I’ve spent the last two days digging deep into this story. Yesterday on the Randi Rhodes Show, I interviewed Congressman Raul Grijalva and Congressman Keith Ellison, both of whom expressed concern over the provisions in the National Defense Authorization Act that allow for indefinite detention of anyone suspected of being a terrorist .. or even a terrorist sympathizer. That applies to both citizens and non-citizens.
I also spoke with Politico’s Josh Gerstein who had posted “On National Defense Authorization Act, Obama Pulls Veto Threat” while the show was in progress.
On the House floor Wednesday afternoon, lawmakers disputed the impact of the bill. Some Democrats said the bill authorized a kind of permanent war and could lead to U.S. citizens being detained without trial. Republicans and a group of Democrats from the House Armed Services Committee said those fears were unjustified.
“This legislation erodes our society and our national security by militarizing our justice system and empowering the president to detain anyone in the United States, including American citizens without charge or trial, without due process,” Rep. Alcee Hastings (D-Fla.) said. “If this is going to continue to be the direction of our country, we don’t need a Democratic Party, a Republican party, an Occupy Wall Street party or a Tea Party. We need a Mayflower party….this legislation goes too far.”

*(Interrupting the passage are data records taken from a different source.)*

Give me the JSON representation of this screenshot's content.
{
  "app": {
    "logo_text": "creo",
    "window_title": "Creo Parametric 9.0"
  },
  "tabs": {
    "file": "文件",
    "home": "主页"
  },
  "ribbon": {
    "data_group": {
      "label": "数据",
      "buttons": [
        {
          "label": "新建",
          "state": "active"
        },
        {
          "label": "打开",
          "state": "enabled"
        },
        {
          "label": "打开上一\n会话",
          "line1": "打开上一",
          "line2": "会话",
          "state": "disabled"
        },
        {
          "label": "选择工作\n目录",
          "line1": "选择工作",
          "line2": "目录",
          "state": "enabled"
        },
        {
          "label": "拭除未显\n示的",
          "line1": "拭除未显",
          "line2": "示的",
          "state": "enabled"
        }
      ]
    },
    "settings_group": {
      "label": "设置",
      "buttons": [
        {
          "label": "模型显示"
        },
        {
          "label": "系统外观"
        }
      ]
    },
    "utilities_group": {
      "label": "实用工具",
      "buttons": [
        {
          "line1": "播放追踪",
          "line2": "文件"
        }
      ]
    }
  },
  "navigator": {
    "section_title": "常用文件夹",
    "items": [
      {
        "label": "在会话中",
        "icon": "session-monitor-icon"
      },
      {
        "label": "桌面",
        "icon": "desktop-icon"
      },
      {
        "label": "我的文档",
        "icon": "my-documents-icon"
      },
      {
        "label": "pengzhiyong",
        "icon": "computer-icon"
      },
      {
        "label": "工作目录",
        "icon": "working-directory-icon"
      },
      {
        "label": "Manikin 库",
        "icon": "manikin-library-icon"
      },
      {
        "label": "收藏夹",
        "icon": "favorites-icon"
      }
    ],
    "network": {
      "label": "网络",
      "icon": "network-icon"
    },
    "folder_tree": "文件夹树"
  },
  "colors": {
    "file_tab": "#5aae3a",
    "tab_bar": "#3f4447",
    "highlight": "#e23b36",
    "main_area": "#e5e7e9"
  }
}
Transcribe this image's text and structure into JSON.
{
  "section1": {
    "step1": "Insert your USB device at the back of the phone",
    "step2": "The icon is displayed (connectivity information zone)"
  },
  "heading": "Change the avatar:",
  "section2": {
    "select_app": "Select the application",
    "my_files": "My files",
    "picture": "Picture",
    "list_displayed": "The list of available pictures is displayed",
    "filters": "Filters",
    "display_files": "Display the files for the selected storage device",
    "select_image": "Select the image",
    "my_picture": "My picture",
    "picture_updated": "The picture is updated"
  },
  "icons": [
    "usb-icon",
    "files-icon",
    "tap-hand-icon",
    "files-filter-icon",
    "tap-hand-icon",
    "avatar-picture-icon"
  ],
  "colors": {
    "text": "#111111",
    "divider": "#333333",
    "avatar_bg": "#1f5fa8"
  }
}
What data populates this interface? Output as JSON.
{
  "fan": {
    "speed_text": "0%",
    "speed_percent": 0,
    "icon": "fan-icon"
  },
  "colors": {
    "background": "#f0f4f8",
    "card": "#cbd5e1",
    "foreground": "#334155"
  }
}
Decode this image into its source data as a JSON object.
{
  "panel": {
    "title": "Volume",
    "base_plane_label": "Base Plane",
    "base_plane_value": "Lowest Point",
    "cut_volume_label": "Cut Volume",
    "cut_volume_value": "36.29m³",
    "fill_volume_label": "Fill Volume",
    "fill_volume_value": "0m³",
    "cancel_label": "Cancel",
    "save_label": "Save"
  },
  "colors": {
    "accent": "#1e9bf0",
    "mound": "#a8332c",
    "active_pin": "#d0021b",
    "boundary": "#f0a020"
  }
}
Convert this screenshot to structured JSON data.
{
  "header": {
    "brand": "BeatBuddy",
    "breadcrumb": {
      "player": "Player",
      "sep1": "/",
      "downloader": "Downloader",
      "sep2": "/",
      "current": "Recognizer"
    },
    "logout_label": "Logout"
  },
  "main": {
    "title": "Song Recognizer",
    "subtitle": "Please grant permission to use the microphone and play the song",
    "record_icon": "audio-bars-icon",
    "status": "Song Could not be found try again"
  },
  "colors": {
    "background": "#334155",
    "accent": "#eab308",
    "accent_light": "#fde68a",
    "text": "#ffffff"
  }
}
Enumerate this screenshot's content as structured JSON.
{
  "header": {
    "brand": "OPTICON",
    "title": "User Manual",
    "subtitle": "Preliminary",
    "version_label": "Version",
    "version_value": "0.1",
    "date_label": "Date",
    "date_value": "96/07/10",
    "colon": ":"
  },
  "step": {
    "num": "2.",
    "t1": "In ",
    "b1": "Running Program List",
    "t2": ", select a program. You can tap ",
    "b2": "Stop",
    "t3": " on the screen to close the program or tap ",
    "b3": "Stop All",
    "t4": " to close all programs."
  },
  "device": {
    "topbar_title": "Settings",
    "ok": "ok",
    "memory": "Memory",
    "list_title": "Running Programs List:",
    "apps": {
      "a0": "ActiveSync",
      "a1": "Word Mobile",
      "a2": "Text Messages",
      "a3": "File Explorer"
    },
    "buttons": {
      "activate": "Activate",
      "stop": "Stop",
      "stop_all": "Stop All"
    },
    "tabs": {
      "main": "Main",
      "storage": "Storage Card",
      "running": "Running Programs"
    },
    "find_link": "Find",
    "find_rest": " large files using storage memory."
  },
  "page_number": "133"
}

This morning, I was joined by both Marcy Wheeler and Jason Leopold to discuss the issue further. Marcy has been doing an amazing job covering the controversy surrounding this bill at Emptywheel.net. Just this morning, she wrote
There are two explanations for why Obama backed off his veto threat on this point, then. First, we know the Administration did make a request regarding the language in the AUMF clause, though before it issued its veto threat.
As I reported last month, the big change between the original language and the Senate bill in this clause was the removal of the language exempting US citizens from indefinite detention. And that was a change made at the request of the Administration.
The initial bill reported by the committee included language expressly precluding “the detention of citizens or lawful resident aliens of the United States on the basis of conduct taking place within the United States, except to the extent permitted by the Constitution of the United States.” The Administration asked that this language be removed from the bill.